Ora mi sembra incredibile, ma quando scoppiò la bomba nella stazione di Bologna avevo quasi un anno meno di mio figlio e lavoravo, praticamente nudo, nero come un marocchino, con addosso solo un paio di pantaloncini induriti dalla salsedine, al distributore di benzina ad un passo dall’“Atore” di Marciana Marina, da Remo Adriani, l’arguto capo dei comunisti marinesi.
Allora non c’erano Internet e i telefonini e la notizia ci arrivò dopo ore, come da un altro mondo, già orribilmente vecchia, mentre Remo scazzava sulla panchina con Cesarino Baroni, circondato dall’attenzione di qualche perdigiorno che veniva a guardare le barche che facevano rifornimento e soprattutto le belle signore a bordo con poco addosso.
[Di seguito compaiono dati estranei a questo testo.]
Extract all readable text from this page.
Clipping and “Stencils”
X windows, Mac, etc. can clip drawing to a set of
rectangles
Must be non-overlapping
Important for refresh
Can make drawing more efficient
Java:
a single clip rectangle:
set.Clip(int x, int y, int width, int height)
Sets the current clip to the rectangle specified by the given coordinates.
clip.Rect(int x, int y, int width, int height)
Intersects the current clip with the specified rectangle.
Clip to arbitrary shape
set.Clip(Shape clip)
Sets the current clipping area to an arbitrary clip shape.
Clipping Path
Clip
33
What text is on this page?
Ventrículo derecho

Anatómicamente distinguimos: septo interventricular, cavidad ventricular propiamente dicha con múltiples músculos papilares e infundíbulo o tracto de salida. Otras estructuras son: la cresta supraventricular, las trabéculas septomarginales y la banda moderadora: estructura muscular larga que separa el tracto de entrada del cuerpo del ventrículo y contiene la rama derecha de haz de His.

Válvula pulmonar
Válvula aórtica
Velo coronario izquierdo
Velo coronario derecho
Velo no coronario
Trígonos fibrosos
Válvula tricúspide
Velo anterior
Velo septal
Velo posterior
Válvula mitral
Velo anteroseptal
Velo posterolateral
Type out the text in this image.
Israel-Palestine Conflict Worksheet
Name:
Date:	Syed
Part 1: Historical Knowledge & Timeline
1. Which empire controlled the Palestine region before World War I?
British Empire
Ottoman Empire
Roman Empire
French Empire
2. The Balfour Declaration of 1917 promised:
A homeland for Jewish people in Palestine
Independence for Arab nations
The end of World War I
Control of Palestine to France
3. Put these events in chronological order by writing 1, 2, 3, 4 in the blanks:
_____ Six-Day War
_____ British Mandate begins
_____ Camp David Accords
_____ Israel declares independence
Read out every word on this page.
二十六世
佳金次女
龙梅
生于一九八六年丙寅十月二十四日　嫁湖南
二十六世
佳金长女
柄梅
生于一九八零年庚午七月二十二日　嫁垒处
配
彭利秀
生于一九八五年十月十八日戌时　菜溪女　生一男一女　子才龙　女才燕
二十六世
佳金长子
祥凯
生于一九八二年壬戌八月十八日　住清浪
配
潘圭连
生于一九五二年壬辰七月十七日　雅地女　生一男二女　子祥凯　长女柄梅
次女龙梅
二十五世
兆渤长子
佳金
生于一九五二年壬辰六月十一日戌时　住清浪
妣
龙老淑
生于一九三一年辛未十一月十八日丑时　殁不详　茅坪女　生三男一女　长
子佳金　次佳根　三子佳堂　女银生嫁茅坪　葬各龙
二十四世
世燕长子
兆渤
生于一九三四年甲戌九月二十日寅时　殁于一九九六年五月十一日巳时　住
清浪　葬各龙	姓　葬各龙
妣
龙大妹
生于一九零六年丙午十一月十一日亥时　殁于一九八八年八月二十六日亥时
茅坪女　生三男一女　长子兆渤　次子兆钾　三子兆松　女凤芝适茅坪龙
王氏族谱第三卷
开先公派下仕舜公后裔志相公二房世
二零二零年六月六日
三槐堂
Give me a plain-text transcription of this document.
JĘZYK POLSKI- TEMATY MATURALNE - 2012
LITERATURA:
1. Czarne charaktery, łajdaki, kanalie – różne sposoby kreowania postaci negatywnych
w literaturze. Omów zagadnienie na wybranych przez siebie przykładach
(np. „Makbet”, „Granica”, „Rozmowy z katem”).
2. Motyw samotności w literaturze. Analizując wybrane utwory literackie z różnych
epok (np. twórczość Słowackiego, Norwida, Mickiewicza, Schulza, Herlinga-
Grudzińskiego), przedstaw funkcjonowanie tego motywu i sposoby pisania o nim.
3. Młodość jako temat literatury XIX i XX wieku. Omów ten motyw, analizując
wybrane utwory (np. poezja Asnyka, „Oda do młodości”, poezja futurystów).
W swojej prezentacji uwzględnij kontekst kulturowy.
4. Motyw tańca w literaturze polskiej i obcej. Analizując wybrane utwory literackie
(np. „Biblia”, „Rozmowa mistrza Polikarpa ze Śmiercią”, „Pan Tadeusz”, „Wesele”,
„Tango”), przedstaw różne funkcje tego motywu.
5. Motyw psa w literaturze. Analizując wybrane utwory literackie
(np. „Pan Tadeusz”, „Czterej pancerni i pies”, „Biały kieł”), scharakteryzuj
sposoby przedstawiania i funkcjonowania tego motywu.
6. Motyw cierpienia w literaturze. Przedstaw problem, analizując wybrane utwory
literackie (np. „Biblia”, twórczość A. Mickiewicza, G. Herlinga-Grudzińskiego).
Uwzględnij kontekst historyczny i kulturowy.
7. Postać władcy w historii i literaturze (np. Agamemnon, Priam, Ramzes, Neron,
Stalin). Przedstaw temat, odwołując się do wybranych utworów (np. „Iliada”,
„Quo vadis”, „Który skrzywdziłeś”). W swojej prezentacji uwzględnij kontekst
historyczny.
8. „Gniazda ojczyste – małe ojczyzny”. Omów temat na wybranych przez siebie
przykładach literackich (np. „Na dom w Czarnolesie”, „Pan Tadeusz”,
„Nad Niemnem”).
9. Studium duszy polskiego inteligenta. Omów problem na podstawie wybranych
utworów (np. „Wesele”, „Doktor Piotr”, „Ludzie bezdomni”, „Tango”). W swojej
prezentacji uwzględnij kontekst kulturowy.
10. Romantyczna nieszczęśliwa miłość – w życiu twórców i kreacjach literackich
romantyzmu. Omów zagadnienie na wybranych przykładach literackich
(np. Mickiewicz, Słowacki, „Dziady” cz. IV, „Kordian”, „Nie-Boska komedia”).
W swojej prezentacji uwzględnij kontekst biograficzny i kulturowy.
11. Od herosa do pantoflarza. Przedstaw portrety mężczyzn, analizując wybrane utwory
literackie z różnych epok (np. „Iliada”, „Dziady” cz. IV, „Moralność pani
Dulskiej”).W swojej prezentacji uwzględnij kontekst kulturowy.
A Remo lo dissi io, che allora ero già il segretario o qualcosa di simile del PCI, e che avrei comunque dovuto scrivere il manifesto da affiggere nella bacheca dei comunisti in Piazza di Sopra, che era il Facebook o il Twitter politico di allora. Con Remo concordammo subito, a caldo, che era sicuramente una strage fascista, l’ultima e la peggiore della lunga serie che aveva bombardato e insanguinato treni, banche e piazze di un’Italia assassinata dal terrorismo nero e rosso, che avrebbero ucciso ogni speranza e che hanno innescato la deriva che ci ha portato dalle ideologie all’assenza di ideali di oggi.
Un ricco signore che stava facendo più di mille litri di benzina al suo motoscafone ci disse che era la solita storia: “come fate a incolpare i fascisti?”. Remo, che era già anziano ma conservava una mole e una grinta che incutevano ancora paura, lo mandò gentilmente affanculo. Nessuno aveva più voglia di scherzare o di guardare il culo della ganza del tipo e Remo chiuse il distributore con qualche anticipo, ma io era già stato mandato in sezione a scrivere il manifesto di condanna della strage di Bologna.
Solo oggi, a 34 anni di distanza, leggendo su un vecchio video riemerso su YouTube i nomi di quelle povere vittime bruciate, frantumate e disperse da quella nera bomba stragista, mi sono reso conto di quanti giovani, miei coetanei di allora, come mio figlio oggi, ci fossero in quella stazione, in quel momento senza partenza e senza più ritorno.
Erano probabilmente come eravamo allora: giovani migratori, "capelloni" armati di zaino, con molte idee confuse, pochi soldi e forse senza biglietto del treno in tasca, pronti ad un’avventura della quale conoscevano solo la prima fermata. Alla scoperta di un mondo che non avrebbero mai visto e di baci che non avrebbero più dato.
Quello che non capimmo allora, nemmeno quando le parole “vittime innocenti” ci rotolavano nella bocca e nella penna, era che al di là dell’oscuro, crudele e letale disegno politico che avrebbe cambiato l’Italia, quella bomba era contro la normalità, il sorriso e le speranze di un popolo, era contro le famiglie ed i giovani scapestrati che sono stati spiaccicati sui muri e schiacciati sotto le macerie.
Sapevamo che quella bomba aveva fatto crollare un pezzo di futuro e di speranze collettivi, ma non comprendevamo ancora lo spreco inumano di vite normali non vissute, di ragazze che non avrebbero avuto figli, di frikkettoni che avrebbero messo la testa a posto e si sarebbero sposati, in chiesa o in comune non importa, di bimbi e nipoti da crescere, di una vita fatta di preoccupazioni e sorrisi, incazzature, tradimenti ed amori eterni. Della vita che abbiamo avuto la fortuna di vivere perché, alla fine, a Bologna, un secolo fa, avremmo potuto esserci anche noi ad aspettare il treno del futuro.